The AI can know the human to be unable to solve the puzzle themselves, but under the CIRL framework, the human must be assumed capable of doing so. If the human is known to give up without a hint, this updates the AI to the belief that the human must not want to solve the puzzle. And if passing along a hint is at all costly, the dominant strategy is for the AI to never pass along a hint, and become confident that human preferences do not wish to solve the puzzle.

Example 3: Manipulation

The most frightening problem, in my opinion, is that in which certain actions are known to be manipulative, but CIRL endorses them anyway because the assumption of game-theoretic optimality ignores manipulation.

The AI can do a certain task (say building a house) in a manipulative way or a non-manipulative way (say, hiding potential construction flaws versus making them evident), after which the human either approves the house or has it torn down. The AI can build a flawless house with 80% reliability, but can hide flaws with 100% reliability. The AI is confident that the human prefers houses that they approve, but is initially uncertain whether the human approves of being manipulated in this way.

Explicitly, under both possible reward functions, the reward for a normal approved house is 10, the reward for a normal disapproved house is 0, and the reward for a manipulative disapproved house is 0.

Under $θ_{0}$ (manipulation is bad, approving a flawed house is dangerous), the reward for a manipulative approved house is -100.

Under $θ_{1}$ (manipulation is wonderful), the reward for a manipulative approved house is +11.

The cooperative solution here is for the AI to build a manipulative house, and for the human to reject it if it is flawed. But of course in actuality, the human will not reject a manipulative flawed house, and so the AI learns over time that the human must think manipulation is wonderful.

We would like, instead, for an AI design that notices the discrepancies between human psychology and optimal play, and which takes that into account when updating its estimate of human preferences.

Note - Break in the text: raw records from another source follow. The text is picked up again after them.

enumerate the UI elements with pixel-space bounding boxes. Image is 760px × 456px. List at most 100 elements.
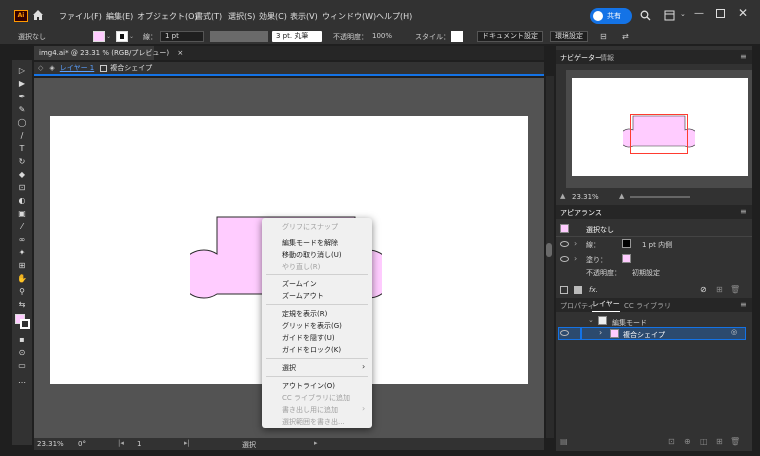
stroke-weight-field[interactable]: 1 pt <box>160 31 204 42</box>
menu-view[interactable]: 表示(V) <box>290 11 318 22</box>
curvature-tool-icon[interactable]: ✎ <box>17 105 27 115</box>
stroke-color-icon[interactable] <box>20 319 30 329</box>
clear-appearance-icon[interactable]: ⊘ <box>700 285 707 294</box>
navigator-zoom[interactable]: 23.31% <box>572 193 599 201</box>
tab-info[interactable]: 情報 <box>600 53 614 63</box>
search-icon[interactable] <box>640 10 651 21</box>
menu-help[interactable]: ヘルプ(H) <box>376 11 412 22</box>
breadcrumb-object[interactable]: 複合シェイプ <box>110 63 152 73</box>
expand-arrow-icon[interactable]: › <box>574 239 577 248</box>
status-artboard[interactable]: 1 <box>137 440 141 448</box>
arrange-icon[interactable]: ⊟ <box>600 32 607 41</box>
artboard-tool-icon[interactable]: ⊞ <box>17 261 27 271</box>
fill-dropdown-icon[interactable]: ⌄ <box>106 33 111 40</box>
menu-undo-move[interactable]: 移動の取り消し(U) <box>282 250 342 260</box>
stroke-row-value[interactable]: 1 pt 内側 <box>642 240 702 250</box>
menu-file[interactable]: ファイル(F) <box>59 11 102 22</box>
menu-edit[interactable]: 編集(E) <box>106 11 133 22</box>
expand-arrow-icon[interactable]: › <box>599 328 602 337</box>
menu-effect[interactable]: 効果(C) <box>259 11 287 22</box>
menu-zoom-out[interactable]: ズームアウト <box>282 291 324 301</box>
eye-icon[interactable] <box>560 256 569 262</box>
zoom-in-mountain-icon[interactable]: ▲ <box>619 192 624 200</box>
draw-mode-icon[interactable]: ⊙ <box>17 348 27 358</box>
appearance-title[interactable]: アピアランス <box>560 208 602 218</box>
symbol-sprayer-tool-icon[interactable]: ✦ <box>17 248 27 258</box>
menu-outline[interactable]: アウトライン(O) <box>282 381 335 391</box>
menu-select[interactable]: 選択(S) <box>228 11 255 22</box>
menu-select[interactable]: 選択 <box>282 363 296 373</box>
close-window-icon[interactable]: ✕ <box>738 6 748 20</box>
menu-window[interactable]: ウィンドウ(W) <box>322 11 376 22</box>
eraser-tool-icon[interactable]: ◆ <box>17 170 27 180</box>
status-mode[interactable]: 選択 <box>242 440 256 450</box>
stroke-color-swatch[interactable] <box>622 239 631 248</box>
layers-footer-icon[interactable]: ⊕ <box>684 437 691 446</box>
menu-object[interactable]: オブジェクト(O) <box>137 11 198 22</box>
pen-tool-icon[interactable]: ✒ <box>17 92 27 102</box>
eyedropper-tool-icon[interactable]: ⁄ <box>17 222 27 232</box>
menu-type[interactable]: 書式(T) <box>195 11 222 22</box>
direct-selection-tool-icon[interactable]: ▶ <box>17 79 27 89</box>
new-layer-icon[interactable]: ⊞ <box>716 437 723 446</box>
scroll-right-icon[interactable]: ▸ <box>314 439 318 447</box>
vertical-scrollbar-thumb[interactable] <box>546 243 552 257</box>
menu-show-rulers[interactable]: 定規を表示(R) <box>282 309 327 319</box>
duplicate-item-icon[interactable]: ⊞ <box>716 285 723 294</box>
next-artboard-icon[interactable]: ▸| <box>184 439 190 447</box>
blend-tool-icon[interactable]: ∞ <box>17 235 27 245</box>
stroke-swatch[interactable] <box>116 31 128 42</box>
panel-menu-icon[interactable]: ≡ <box>740 300 747 309</box>
gradient-tool-icon[interactable]: ▣ <box>17 209 27 219</box>
menu-show-grid[interactable]: グリッドを表示(G) <box>282 321 342 331</box>
tab-properties[interactable]: プロパティ <box>560 301 595 311</box>
tab-cc-libraries[interactable]: CC ライブラリ <box>624 301 671 311</box>
rotate-tool-icon[interactable]: ↻ <box>17 157 27 167</box>
opacity-value[interactable]: 100% <box>372 32 392 40</box>
chevron-down-icon[interactable]: ⌄ <box>680 10 686 18</box>
first-artboard-icon[interactable]: |◂ <box>118 439 124 447</box>
status-zoom[interactable]: 23.31% <box>37 440 64 448</box>
effects-button[interactable]: fx. <box>589 286 598 294</box>
opacity-row-value[interactable]: 初期設定 <box>632 268 692 278</box>
menu-zoom-in[interactable]: ズームイン <box>282 279 317 289</box>
shape-builder-tool-icon[interactable]: ◐ <box>17 196 27 206</box>
variable-width-profile[interactable] <box>210 31 268 42</box>
delete-item-icon[interactable]: 🗑 <box>730 285 740 294</box>
zoom-tool-icon[interactable]: ⚲ <box>17 287 27 297</box>
selection-tool-icon[interactable]: ▷ <box>17 66 27 76</box>
fill-color-swatch[interactable] <box>622 254 631 263</box>
swap-colors-icon[interactable]: ⇆ <box>17 300 27 310</box>
type-tool-icon[interactable]: T <box>17 144 27 154</box>
layer-item-name[interactable]: 複合シェイプ <box>623 330 703 340</box>
maximize-icon[interactable] <box>716 9 725 18</box>
breadcrumb-layer[interactable]: レイヤー 1 <box>60 63 94 73</box>
tab-navigator[interactable]: ナビゲーター <box>560 53 602 63</box>
document-tab[interactable]: img4.ai* @ 23.31 % (RGB/プレビュー) × <box>34 46 183 60</box>
target-circle-icon[interactable]: ◎ <box>731 328 737 336</box>
back-arrow-icon[interactable]: ◇ <box>38 64 43 72</box>
eye-icon[interactable] <box>560 241 569 247</box>
add-stroke-icon[interactable] <box>560 286 568 294</box>
color-mode-icon[interactable]: ▪ <box>17 335 27 345</box>
panel-menu-icon[interactable]: ≡ <box>740 52 747 61</box>
expand-arrow-icon[interactable]: › <box>574 254 577 263</box>
delete-layer-icon[interactable]: 🗑 <box>730 437 740 446</box>
home-icon[interactable] <box>32 9 44 21</box>
hand-tool-icon[interactable]: ✋ <box>17 274 27 284</box>
stroke-dropdown-icon[interactable]: ⌄ <box>129 33 134 40</box>
workspace-icon[interactable] <box>664 10 675 21</box>
vertical-scrollbar[interactable] <box>546 76 554 438</box>
share-button[interactable]: 共有 <box>590 8 632 24</box>
menu-lock-guides[interactable]: ガイドをロック(K) <box>282 345 341 355</box>
panel-menu-icon[interactable]: ≡ <box>740 207 747 216</box>
navigator-view-box[interactable] <box>630 114 688 154</box>
paintbrush-tool-icon[interactable]: ∕ <box>17 131 27 141</box>
menu-hide-guides[interactable]: ガイドを隠す(U) <box>282 333 335 343</box>
add-fill-icon[interactable] <box>574 286 582 294</box>
fill-swatch[interactable] <box>93 31 105 42</box>
menu-exit-isolation[interactable]: 編集モードを解除 <box>282 238 338 248</box>
ellipse-tool-icon[interactable]: ◯ <box>17 118 27 128</box>
more-tools-icon[interactable]: ⋯ <box>17 378 27 388</box>
navigator-zoom-slider[interactable] <box>630 196 690 198</box>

Thanks to Sune Jakobsen, Tom Everitt, and others at the colloquium series for these discussions.

[-]IAFF-User-16410y20

It seems to me that another potential failure of CIRL, depending on exactly how the game and learning is structured and if a game is played iteratively, is that the robot will eventually come to put low enough probability on the human deriving any utility from pressing the button or from shutting down once the button is pressed that it will ultimately not do so.

Maybe a way to address this would be for the robot to model the human as having a utility which changes in some way over time (although that may make learning insurmountably difficult without some information about how the human's utility is changing). Does this seem correct? My understanding of CIRL is not super complete.